BailedPosted: November 20, 2010
Friday afternoon, my boss gave me the option of leaving work early. I usually stick around for the extra hours, but yesterday, my brain was focused on one thing.
I cleaned and clocked out faster than the Roadrunner on crack, grabbed my purse, and high-tailed it out of the preschool…and out of my city.
When I get overwhelmed and I have too much on my plate that’s bothering me, instead of processing it, I run from it. I know I’m at my max point when I jump in my car, blast the radio as high as it will go, and hit the interstate without a set destination in mind. I get a lot of therapeutic benefit from turning off my phone, losing myself in music, and letting myself shut down for a few precious hours of absolute solitude. It’s always hard for me to pinpoint exactly what’s bothering me, but I find when I get out, even just for a few hours, I can deal with whatever I’m upset about in the process.
I don’t mind this little habit – It’s led to some fun solo explorations and it’s incredibly effective at helping me decompress. Unfortunately, sometimes it leads me to sitting in deadlocked Friday night interstate traffic.

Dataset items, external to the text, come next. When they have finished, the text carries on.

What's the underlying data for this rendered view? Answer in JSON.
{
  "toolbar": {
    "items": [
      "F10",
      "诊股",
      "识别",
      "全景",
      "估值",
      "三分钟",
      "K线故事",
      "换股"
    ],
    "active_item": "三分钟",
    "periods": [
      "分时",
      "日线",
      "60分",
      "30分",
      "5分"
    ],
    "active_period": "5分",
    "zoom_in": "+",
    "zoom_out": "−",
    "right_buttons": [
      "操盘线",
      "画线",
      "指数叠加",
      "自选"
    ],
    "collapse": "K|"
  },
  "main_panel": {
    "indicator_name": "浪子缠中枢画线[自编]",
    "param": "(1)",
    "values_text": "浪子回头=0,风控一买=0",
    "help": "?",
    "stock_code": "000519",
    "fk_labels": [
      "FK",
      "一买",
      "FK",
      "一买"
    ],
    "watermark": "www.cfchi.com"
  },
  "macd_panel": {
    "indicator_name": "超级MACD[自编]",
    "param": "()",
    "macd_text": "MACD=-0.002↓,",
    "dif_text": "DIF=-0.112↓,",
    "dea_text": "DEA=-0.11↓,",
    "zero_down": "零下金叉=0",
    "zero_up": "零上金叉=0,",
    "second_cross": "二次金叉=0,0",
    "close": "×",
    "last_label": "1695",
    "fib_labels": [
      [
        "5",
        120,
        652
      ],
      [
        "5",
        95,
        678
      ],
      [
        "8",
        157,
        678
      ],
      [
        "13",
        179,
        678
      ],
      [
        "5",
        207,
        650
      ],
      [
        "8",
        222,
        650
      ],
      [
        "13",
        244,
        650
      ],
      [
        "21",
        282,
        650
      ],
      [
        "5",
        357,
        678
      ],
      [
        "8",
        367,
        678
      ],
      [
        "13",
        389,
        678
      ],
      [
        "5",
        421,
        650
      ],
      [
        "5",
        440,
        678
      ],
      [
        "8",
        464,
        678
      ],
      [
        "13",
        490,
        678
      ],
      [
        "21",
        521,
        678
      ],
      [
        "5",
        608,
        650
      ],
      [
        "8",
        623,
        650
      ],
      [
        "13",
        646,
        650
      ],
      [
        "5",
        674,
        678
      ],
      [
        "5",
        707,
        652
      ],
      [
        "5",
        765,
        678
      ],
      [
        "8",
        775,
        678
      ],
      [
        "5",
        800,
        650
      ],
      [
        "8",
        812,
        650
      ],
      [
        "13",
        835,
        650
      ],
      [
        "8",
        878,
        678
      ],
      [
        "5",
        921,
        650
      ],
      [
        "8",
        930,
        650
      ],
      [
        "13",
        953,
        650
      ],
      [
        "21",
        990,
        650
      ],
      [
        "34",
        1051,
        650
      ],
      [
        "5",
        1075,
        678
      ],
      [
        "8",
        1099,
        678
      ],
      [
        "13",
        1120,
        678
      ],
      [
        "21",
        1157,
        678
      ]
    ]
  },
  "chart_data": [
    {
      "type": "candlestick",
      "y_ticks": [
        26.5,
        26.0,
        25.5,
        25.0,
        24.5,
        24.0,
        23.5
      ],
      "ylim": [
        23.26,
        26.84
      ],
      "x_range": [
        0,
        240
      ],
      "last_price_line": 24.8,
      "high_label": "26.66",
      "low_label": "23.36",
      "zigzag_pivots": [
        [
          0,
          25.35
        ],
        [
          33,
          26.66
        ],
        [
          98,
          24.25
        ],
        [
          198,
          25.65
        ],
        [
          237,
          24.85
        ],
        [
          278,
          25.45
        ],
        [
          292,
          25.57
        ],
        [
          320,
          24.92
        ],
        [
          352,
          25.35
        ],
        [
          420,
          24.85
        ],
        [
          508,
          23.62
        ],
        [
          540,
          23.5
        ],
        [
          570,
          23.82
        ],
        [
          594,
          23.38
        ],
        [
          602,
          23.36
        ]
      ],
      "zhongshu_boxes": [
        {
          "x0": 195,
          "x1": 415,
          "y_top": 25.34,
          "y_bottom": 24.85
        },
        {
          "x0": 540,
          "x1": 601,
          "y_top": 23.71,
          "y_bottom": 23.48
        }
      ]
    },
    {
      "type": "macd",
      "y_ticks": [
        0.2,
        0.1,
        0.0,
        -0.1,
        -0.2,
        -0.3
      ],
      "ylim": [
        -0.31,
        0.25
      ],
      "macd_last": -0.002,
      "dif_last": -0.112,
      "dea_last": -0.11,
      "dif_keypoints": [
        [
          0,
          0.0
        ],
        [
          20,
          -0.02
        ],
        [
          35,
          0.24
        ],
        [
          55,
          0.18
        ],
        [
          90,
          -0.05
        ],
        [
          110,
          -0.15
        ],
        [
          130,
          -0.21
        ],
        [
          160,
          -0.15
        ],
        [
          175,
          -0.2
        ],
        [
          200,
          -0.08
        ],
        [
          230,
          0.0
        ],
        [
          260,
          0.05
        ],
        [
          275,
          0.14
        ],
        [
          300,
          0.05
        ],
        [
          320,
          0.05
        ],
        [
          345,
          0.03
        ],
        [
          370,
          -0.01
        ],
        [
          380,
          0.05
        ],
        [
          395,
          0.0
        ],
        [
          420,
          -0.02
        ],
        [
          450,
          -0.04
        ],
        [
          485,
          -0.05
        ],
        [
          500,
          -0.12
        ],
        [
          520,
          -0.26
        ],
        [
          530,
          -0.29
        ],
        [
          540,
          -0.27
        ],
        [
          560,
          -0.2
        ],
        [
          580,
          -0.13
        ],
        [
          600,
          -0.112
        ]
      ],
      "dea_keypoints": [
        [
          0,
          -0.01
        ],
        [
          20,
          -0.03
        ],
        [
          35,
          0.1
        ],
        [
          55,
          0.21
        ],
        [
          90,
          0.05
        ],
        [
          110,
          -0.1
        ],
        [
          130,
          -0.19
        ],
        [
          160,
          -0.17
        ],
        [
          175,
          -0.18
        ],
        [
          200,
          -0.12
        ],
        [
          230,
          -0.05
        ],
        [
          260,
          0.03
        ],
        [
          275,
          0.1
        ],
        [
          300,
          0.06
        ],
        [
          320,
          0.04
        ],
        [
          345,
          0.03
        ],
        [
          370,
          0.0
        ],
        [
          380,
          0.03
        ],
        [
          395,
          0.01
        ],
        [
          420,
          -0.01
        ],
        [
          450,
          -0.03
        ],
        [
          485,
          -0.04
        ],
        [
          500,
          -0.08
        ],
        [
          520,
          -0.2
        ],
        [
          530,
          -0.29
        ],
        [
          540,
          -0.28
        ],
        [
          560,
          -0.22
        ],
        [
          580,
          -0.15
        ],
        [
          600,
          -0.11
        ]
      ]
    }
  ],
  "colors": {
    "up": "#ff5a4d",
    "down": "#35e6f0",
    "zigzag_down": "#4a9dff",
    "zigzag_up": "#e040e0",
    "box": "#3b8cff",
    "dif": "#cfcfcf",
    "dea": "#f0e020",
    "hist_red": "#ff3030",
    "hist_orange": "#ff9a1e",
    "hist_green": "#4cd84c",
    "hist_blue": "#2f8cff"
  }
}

What’s a girl to do after sitting in the exact same spot for 7 minutes?
Take embarrassing photos of fist-pumping to Hollaback Girl, then share said embarrassing photographs on the blog in the middle of a semi-serious post about skipping town.
I pulled off into Tampa, remembering that they had a Whole Foods and I had nobody along to drag me out of the store after two hours of oohing and aahing over cage-free eggs and organic cereals 🙂
I snagged a quick plate from the hot bar to bring back for today’s lunch:
Garlic cilantro tofu (AMAZING!), dolmades, hummus, a Mediterranean veggie salad, and edamame.
True to form, I shopped, sang so loudly that calling it screaming would be more appropriate, wove in and out of traffic…and wound up back home at midnight exhausted but with a much clearer head.
Do you have a default coping mechanism for when things get tough or overwhelming?